Mir hat der Aufenthalt in Loursacq wahnsinnig gut gefallen. Ein halbes Haus, ein schrulliger Hausherr Namens Henri und natürlich Bienenstöcke, geben der Geschichte die richtige Würze. Sie erzählt vom Leben. Vom Verlassen werden und Menschen wieder finden. Sie erzählt von Vorurteilen, die aufgrund des zweiten Weltkriegs heute ja immer noch bestehen. Das kleine Bergdorf und seine liebevollen Menschen zeigen, was im Leben wirklich zählt. Freundschaft und Vertrauen. Ehrlichkeit und bedingungslose Liebe. Es lehrt uns die Dinge lockerer zu sehen. Als Leser bekommt man die Gelegenheit, hinter die Fassaden zu schauen. Wir nehmen Anteil an der Gefühlswelt der Protagonisten. 

Eine herzerfrischende Reise nach Südfrankreich hat mir wunderschöne Lesestunden beschert.  Ein halb verbranntes Haus und seine Bewohner zeigen was wirklich zählt im Leben. Besonders der Epilog ist mir sehr zu Herzen gegangen. Die Rezepte im Anhang machen Appetit. Die Autorin schreibt gewohnt flüssig. 

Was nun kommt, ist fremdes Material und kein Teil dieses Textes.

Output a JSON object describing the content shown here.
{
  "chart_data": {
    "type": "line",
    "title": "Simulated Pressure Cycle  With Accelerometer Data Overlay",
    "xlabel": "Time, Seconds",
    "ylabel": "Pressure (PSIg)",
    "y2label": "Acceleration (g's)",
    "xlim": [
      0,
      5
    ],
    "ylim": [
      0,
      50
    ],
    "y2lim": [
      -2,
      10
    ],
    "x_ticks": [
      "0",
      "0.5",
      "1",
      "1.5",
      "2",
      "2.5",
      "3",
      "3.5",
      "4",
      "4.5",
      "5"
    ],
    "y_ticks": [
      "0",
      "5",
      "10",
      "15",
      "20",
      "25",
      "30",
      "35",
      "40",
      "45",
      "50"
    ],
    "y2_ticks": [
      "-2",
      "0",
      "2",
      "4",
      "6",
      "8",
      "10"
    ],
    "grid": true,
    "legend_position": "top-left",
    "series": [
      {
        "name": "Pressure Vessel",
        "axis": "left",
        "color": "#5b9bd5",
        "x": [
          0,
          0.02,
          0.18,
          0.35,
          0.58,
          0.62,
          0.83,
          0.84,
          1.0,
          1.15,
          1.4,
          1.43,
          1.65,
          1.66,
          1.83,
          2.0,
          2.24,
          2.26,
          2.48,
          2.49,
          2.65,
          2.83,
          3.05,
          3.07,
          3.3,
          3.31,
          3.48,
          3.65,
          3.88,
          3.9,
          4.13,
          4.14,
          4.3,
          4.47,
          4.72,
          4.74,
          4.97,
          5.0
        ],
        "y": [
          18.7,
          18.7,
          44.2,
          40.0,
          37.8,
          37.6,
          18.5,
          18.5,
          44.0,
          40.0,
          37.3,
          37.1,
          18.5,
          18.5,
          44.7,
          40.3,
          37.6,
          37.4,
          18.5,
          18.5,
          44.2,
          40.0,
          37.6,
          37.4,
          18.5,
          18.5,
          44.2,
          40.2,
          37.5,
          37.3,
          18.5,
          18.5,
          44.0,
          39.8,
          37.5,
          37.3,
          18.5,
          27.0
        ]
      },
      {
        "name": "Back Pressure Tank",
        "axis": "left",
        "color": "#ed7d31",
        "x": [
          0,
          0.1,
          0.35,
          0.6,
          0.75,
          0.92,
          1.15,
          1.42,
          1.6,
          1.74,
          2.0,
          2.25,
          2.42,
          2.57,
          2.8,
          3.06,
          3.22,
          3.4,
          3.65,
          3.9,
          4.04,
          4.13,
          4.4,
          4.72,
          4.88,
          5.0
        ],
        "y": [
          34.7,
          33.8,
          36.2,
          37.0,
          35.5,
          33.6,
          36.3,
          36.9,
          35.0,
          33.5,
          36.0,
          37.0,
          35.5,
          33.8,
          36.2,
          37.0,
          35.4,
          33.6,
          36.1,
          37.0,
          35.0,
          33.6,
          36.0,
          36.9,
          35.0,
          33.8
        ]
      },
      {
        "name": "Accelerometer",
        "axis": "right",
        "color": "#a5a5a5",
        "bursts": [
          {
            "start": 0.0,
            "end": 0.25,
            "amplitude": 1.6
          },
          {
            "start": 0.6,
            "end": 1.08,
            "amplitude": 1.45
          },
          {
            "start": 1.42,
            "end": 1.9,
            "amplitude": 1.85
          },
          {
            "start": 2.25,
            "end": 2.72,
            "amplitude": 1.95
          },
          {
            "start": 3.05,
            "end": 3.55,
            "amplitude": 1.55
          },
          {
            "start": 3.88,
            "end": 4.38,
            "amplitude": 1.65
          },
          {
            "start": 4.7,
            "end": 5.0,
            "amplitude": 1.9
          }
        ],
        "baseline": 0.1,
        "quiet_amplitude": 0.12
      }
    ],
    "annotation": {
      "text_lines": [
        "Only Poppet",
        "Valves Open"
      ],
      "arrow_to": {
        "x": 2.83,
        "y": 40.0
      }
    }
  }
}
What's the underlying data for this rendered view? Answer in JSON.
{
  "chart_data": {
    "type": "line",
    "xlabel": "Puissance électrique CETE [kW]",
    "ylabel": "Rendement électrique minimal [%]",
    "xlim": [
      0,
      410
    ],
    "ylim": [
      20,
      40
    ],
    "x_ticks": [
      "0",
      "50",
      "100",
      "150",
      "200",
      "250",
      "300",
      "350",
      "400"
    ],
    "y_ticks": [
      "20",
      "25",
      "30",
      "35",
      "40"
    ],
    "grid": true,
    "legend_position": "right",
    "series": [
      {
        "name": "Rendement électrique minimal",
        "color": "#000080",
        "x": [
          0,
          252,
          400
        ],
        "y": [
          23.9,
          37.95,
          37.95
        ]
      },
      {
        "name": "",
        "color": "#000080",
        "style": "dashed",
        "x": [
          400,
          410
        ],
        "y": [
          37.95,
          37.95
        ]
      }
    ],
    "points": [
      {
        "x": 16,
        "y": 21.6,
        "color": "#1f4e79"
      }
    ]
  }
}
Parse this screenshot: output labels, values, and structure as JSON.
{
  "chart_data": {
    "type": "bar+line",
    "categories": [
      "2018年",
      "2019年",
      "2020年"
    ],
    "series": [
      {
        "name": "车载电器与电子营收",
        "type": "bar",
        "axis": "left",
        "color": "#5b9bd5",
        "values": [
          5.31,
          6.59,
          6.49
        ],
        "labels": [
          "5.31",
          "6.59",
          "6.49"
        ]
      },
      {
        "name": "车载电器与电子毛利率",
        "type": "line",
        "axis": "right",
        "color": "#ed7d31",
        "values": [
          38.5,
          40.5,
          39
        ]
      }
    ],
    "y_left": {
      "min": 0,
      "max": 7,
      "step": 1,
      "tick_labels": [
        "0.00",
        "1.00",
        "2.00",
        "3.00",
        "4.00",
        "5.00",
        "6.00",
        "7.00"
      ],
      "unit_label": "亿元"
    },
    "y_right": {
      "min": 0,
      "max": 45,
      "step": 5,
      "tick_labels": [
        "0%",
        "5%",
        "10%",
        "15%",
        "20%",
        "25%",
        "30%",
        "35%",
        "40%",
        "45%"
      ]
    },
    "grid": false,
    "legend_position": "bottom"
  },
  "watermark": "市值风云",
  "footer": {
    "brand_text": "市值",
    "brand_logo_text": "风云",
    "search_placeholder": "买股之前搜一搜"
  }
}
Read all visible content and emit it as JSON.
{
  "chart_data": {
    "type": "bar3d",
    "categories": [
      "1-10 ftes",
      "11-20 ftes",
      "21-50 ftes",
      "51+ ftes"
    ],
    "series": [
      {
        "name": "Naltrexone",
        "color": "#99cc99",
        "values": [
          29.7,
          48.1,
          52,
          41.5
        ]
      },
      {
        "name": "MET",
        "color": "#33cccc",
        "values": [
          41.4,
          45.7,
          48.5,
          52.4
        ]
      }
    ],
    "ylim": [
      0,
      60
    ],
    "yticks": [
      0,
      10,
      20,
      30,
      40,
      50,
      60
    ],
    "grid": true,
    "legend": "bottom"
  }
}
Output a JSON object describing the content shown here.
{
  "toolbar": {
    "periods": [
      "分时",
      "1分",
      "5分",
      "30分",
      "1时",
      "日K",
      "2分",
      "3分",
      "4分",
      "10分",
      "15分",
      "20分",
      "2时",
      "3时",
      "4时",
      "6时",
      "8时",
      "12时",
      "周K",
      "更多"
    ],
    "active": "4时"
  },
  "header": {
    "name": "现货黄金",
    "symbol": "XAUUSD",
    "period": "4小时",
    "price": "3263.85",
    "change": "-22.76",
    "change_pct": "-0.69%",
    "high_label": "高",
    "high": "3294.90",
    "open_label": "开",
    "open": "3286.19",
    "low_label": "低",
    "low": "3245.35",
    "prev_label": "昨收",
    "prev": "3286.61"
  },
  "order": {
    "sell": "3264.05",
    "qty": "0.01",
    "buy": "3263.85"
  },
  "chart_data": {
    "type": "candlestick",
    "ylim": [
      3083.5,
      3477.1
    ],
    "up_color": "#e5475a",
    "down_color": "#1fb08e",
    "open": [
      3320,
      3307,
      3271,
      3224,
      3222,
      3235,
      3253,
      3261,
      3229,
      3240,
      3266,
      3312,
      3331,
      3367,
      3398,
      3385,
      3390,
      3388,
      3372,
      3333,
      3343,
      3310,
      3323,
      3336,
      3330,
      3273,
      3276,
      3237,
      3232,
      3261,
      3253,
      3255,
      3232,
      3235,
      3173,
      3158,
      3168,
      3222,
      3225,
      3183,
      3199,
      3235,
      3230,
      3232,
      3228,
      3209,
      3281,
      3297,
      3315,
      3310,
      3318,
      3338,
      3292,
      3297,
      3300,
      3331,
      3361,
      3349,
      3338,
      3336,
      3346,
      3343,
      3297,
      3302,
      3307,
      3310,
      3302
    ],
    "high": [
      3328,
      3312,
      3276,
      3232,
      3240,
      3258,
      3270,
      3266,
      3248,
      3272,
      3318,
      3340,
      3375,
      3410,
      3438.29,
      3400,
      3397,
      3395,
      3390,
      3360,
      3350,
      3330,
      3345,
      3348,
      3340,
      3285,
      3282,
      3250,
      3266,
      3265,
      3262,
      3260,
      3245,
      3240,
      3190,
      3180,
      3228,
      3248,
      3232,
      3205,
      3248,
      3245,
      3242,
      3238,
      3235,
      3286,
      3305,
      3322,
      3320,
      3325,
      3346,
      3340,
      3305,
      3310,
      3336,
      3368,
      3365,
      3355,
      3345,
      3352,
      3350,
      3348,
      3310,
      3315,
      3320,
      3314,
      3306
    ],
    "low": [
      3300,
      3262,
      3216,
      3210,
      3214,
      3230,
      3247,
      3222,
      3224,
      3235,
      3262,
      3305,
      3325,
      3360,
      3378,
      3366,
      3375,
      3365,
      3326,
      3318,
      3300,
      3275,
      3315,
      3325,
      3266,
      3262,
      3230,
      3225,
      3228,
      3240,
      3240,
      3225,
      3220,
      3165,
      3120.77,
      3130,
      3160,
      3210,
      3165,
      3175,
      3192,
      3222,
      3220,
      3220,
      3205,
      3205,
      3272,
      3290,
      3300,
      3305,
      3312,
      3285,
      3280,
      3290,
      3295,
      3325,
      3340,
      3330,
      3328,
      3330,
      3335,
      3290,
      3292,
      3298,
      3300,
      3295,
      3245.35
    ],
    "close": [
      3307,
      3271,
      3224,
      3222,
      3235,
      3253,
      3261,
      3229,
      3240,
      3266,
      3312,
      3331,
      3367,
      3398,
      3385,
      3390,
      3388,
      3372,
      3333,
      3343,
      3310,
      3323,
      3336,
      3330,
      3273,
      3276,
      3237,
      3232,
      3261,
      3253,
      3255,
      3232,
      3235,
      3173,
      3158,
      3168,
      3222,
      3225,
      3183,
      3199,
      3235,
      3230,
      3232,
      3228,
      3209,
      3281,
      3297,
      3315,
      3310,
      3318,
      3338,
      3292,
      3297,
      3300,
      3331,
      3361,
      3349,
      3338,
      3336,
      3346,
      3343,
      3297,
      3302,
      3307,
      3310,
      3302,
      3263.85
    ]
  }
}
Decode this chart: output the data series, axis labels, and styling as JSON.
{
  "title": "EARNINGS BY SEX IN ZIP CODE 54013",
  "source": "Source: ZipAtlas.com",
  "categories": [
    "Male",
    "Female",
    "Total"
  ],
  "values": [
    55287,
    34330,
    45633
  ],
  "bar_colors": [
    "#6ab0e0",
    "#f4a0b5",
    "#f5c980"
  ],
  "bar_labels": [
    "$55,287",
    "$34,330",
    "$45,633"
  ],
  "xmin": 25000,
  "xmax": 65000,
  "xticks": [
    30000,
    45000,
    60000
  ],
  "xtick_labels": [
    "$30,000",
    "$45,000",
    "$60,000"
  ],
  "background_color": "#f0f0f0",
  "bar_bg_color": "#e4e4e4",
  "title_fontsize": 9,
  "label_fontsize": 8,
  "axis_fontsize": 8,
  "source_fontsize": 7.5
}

Von mir eine absolute Empfehlung. Danke Claudia Winter. 

Claudia Winter

Claudia Winter, geboren 1973, ist Sozialpädagogin und schreibt schon seit ihrer Kindheit Gedichte und Kurzgeschichten. Als Tochter gehörloser Eltern lernte sie bereits mit vier Jahren Lesen und Schreiben, gefördert von ihrem Vater. Neben ihren bisher im Goldmann Verlag erschienenen Büchern hat sie weitere Romane sowie diverse Kurzgeschichten in Anthologien veröffentlicht. Die Autorin lebt mit ihrem Ehemann und dem Labrador Luka in einem kleinen Dorf nahe Limburg an der Lahn.  Verlagsinfo: Goldmann

 

3 Gedanken zu „Meine Meinung zu „Das Honigmädchen“ von Claudia Winter

  1. Liebe Gisela,

    lange Zeit haben wir ja keinen gemeinsamen Lesestoff mehr gehabt, doch nun ist es wieder soweit! 🙂
    Mir hat dieser Roman auch richtig schöne Lesezeit geschenkt und die Reise nach Loursacq würde ich auch am liebsten sofort antreten.
    Wie schön, dass dir das Buch auch so gut gefallen hat.

    Liebe Grüße
    Barbara

  2. Huhu Barbara

    Stimmt. Wir haben nicht oft gemeinsamen Lesestoff. Aber immer wieder mal. Interessant finde ich ja immer wieder, welche bleibende Eindrücke ein Buch bei jedem hinterlässt. Unsere Rezensionen sind sehr verschieden. Das finde ich auch gut so. So können andere Leser verschiedene Meinungen lesen und nicht immer das Gleiche.